Here are some examples: the early use of computers in the business environment was in the mid to late 1950s, but we had to wait until the late 1960s to get the first full-scale GIS (and even that was fairly primitive). Personal computers and microcomputers appeared in the late 1970s with machines such as the Apple II, which started to be used by many small offices for word processing and accounting, but the first PC GIS application, Mapinfo, appeared only in the second half of the 1980s. Human-Computer Interaction emerged as a field of research in the early 1980s, but only in the early 1990s was it recognised by GIS researchers. Graphical User Interfaces were first implemented in mainstream computing in the very early 1980s, and didn’t arrive to GIS until the 1990s. Finally, notice how e-commerce, e-mail and other Web applications were very successful in the early 1990s, but only in the mid 2000s did the GeoWeb emerge, with the success of Google Maps.
Several other examples of this gap exist – for example, the use of SQL databases. Even if you search for the earliest research paper or documentation for a major GIS functionality with a parallel in the mainstream, this lag appears.

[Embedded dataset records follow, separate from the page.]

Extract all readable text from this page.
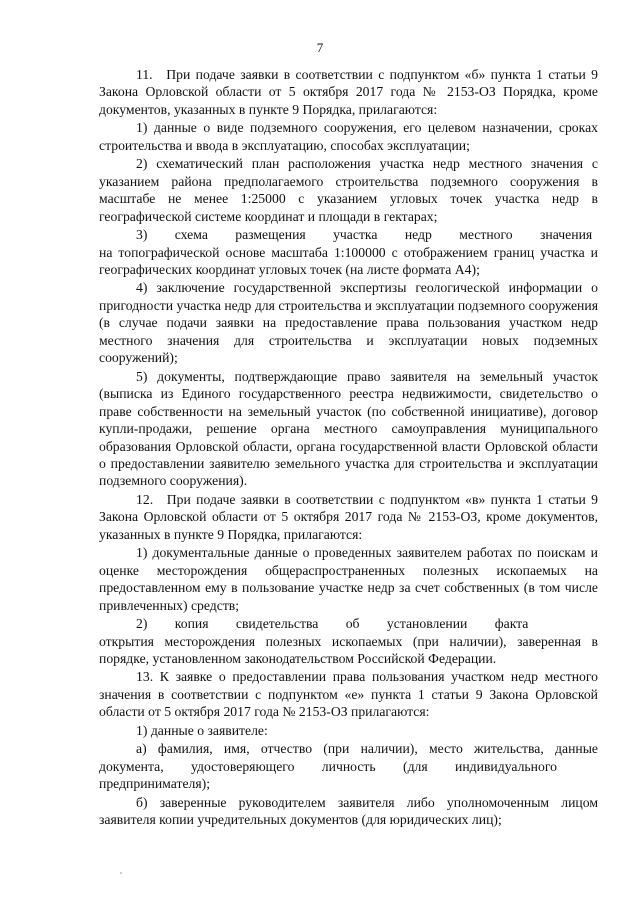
7

11. При подаче заявки в соответствии с подпунктом «б» пункта 1 статьи 9 Закона Орловской области от 5 октября 2017 года № 2153-ОЗ Порядка, кроме документов, указанных в пункте 9 Порядка, прилагаются:

1) данные о виде подземного сооружения, его целевом назначении, сроках строительства и ввода в эксплуатацию, способах эксплуатации;

2) схематический план расположения участка недр местного значения с указанием района предполагаемого строительства подземного сооружения в масштабе не менее 1:25000 с указанием угловых точек участка недр в географической системе координат и площади в гектарах;

3)  схема  размещения  участка  недр  местного  значения на топографической основе масштаба 1:100000 с отображением границ участка и географических координат угловых точек (на листе формата А4);

4) заключение государственной экспертизы геологической информации о пригодности участка недр для строительства и эксплуатации подземного сооружения (в случае подачи заявки на предоставление права пользования участком недр местного значения для строительства и эксплуатации новых подземных сооружений);

5) документы, подтверждающие право заявителя на земельный участок (выписка из Единого государственного реестра недвижимости, свидетельство о праве собственности на земельный участок (по собственной инициативе), договор купли-продажи, решение органа местного самоуправления муниципального образования Орловской области, органа государственной власти Орловской области о предоставлении заявителю земельного участка для строительства и эксплуатации подземного сооружения).

12. При подаче заявки в соответствии с подпунктом «в» пункта 1 статьи 9 Закона Орловской области от 5 октября 2017 года № 2153-ОЗ, кроме документов, указанных в пункте 9 Порядка, прилагаются:

1) документальные данные о проведенных заявителем работах по поискам и оценке месторождения общераспространенных полезных ископаемых на предоставленном ему в пользование участке недр за счет собственных (в том числе привлеченных) средств;

2)  копия  свидетельства  об  установлении  факта  открытия месторождения полезных ископаемых (при наличии), заверенная в порядке, установленном законодательством Российской Федерации.

13. К заявке о предоставлении права пользования участком недр местного значения в соответствии с подпунктом «е» пункта 1 статьи 9 Закона Орловской области от 5 октября 2017 года № 2153-ОЗ прилагаются:

1) данные о заявителе:

а) фамилия, имя, отчество (при наличии), место жительства, данные документа,  удостоверяющего  личность  (для  индивидуального предпринимателя);

б) заверенные руководителем заявителя либо уполномоченным лицом заявителя копии учредительных документов (для юридических лиц);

Some very early research appears around 5 years after the mainstream use (see the first HCI and GIS paper as an example) but it will take at least another 5 years to see it in real products that are used outside research labs.
This observation explains, to me, two puzzles: first, why is it that, for the two decades that I’ve been working with GIS, it keeps being referred to as an ‘emerging technology’? The answer is that it is always catching up so, for the journalist, who is familiar with other areas of computing, it feels like something that is emerging; second, why are companies that are getting into geotechnologies early either failing (examples aplenty in the Location-based services area in the 1990s) or needing about 10 years of survival to become successful? The reason here is that they are too optimistic about the technical challenges that they are facing.
I think that the lag is due to the complexities of dealing with geographical information, and the need for hardware and software to get to the stage when geographical applications are possible. Another reason is the relative lack of investment in the development of geotechnologies, which were considered for a long time niche applications.
What is your explanation for the gap?